The repository uses from_pretrained_keras() — which broke immediately because of a compatibility issue. Some painful debugging later, I learned that I needed to load the model using TFSMLayer()— the only way to load old SavedModels in Keras 3.
Step 4 — Gradio: deprecated code everywhere.
Once the model loaded, the Gradio app didn't work. All examples used functions which were removed in Gradio 4x. I had to rewrite the interface using gr.Slider() and gr.Image() directly.
When the app finally ran, the output was washed out and blurry.
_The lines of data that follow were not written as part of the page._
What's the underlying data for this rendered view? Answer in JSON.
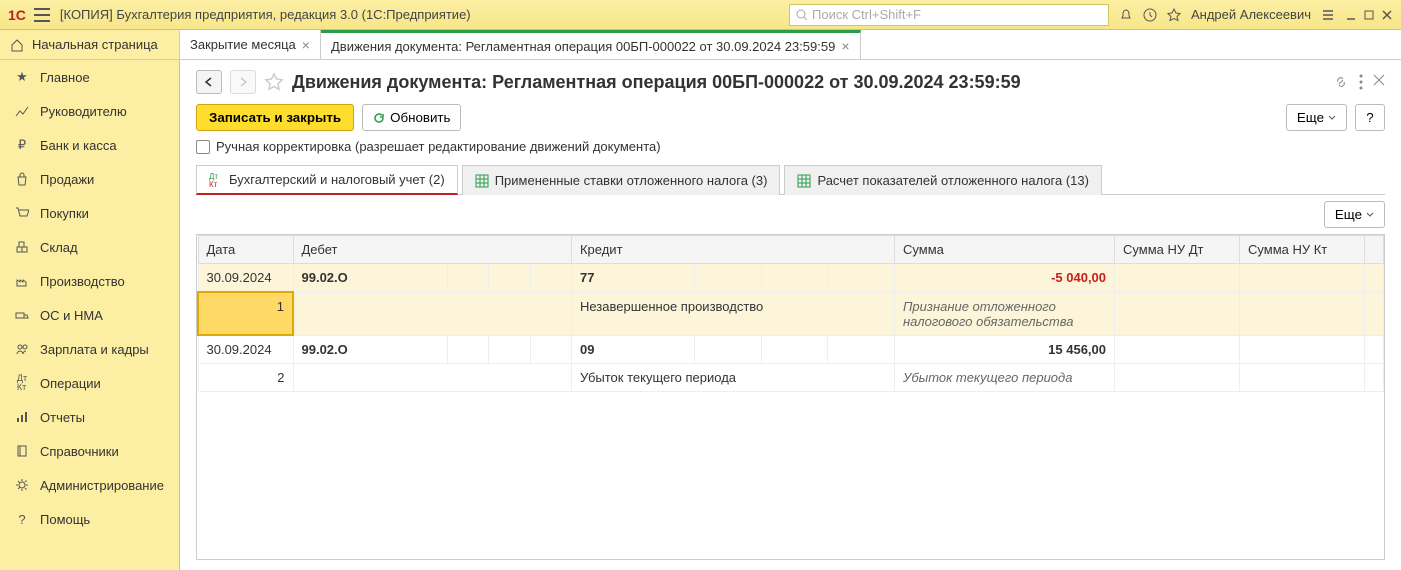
{
  "titlebar": {
    "app_title": "[КОПИЯ] Бухгалтерия предприятия, редакция 3.0  (1С:Предприятие)",
    "search_placeholder": "Поиск Ctrl+Shift+F",
    "user": "Андрей Алексеевич"
  },
  "tabs": {
    "home": "Начальная страница",
    "items": [
      {
        "label": "Закрытие месяца"
      },
      {
        "label": "Движения документа: Регламентная операция 00БП-000022 от 30.09.2024 23:59:59"
      }
    ]
  },
  "sidebar": {
    "items": [
      {
        "label": "Главное"
      },
      {
        "label": "Руководителю"
      },
      {
        "label": "Банк и касса"
      },
      {
        "label": "Продажи"
      },
      {
        "label": "Покупки"
      },
      {
        "label": "Склад"
      },
      {
        "label": "Производство"
      },
      {
        "label": "ОС и НМА"
      },
      {
        "label": "Зарплата и кадры"
      },
      {
        "label": "Операции"
      },
      {
        "label": "Отчеты"
      },
      {
        "label": "Справочники"
      },
      {
        "label": "Администрирование"
      },
      {
        "label": "Помощь"
      }
    ]
  },
  "page": {
    "title": "Движения документа: Регламентная операция 00БП-000022 от 30.09.2024 23:59:59",
    "save_close": "Записать и закрыть",
    "refresh": "Обновить",
    "more": "Еще",
    "help": "?",
    "manual_edit": "Ручная корректировка (разрешает редактирование движений документа)"
  },
  "subtabs": [
    {
      "label": "Бухгалтерский и налоговый учет (2)"
    },
    {
      "label": "Примененные ставки отложенного налога (3)"
    },
    {
      "label": "Расчет показателей отложенного налога (13)"
    }
  ],
  "grid": {
    "more": "Еще",
    "headers": {
      "date": "Дата",
      "debit": "Дебет",
      "credit": "Кредит",
      "sum": "Сумма",
      "sum_nu_dt": "Сумма НУ Дт",
      "sum_nu_kt": "Сумма НУ Кт"
    },
    "rows": [
      {
        "n": "1",
        "date": "30.09.2024",
        "debit": "99.02.О",
        "credit": "77",
        "credit_desc": "Незавершенное производство",
        "sum": "-5 040,00",
        "sum_desc": "Признание отложенного налогового обязательства",
        "negative": true
      },
      {
        "n": "2",
        "date": "30.09.2024",
        "debit": "99.02.О",
        "credit": "09",
        "credit_desc": "Убыток текущего периода",
        "sum": "15 456,00",
        "sum_desc": "Убыток текущего периода",
        "negative": false
      }
    ]
  }
}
Not punk at all, sad ghosts at best.
I had two bugs here:
- I was rescaling the images with
(x + 1) / 2even though the generator had already postprocessed them. - I was using
matplotlib's default interpolation, which blurred the 24×24 pixel art.
Step 5 — Fixing image clarity: Interpolation.
This was faster. The output tensor made the model return a dictionary with a "postprocess" key. Once I extracted that, clipped the values to [0, 1], converted them to uint8, and rendered them using interpolation="nearest", the punks looked punkier.
Also notice how the generated cigar introduced too much noise in the image. Some punks had half a cigar or smoke around them. No matter how many iterations the model seemed to skew against sepcial features like the pipes, and no matter how many iterations long hair punks were never present.
- Difficulty: Mid for mid results
- Restrictions: Rate limits on scrapping were the first obstacel. This could be tried again with higher sleep intervals, to scrape the og files. Taking the pretrained generator was ok, my idea was to see to training myself as the dataset is not that large.
- Low utility. Would not use again and not recommend.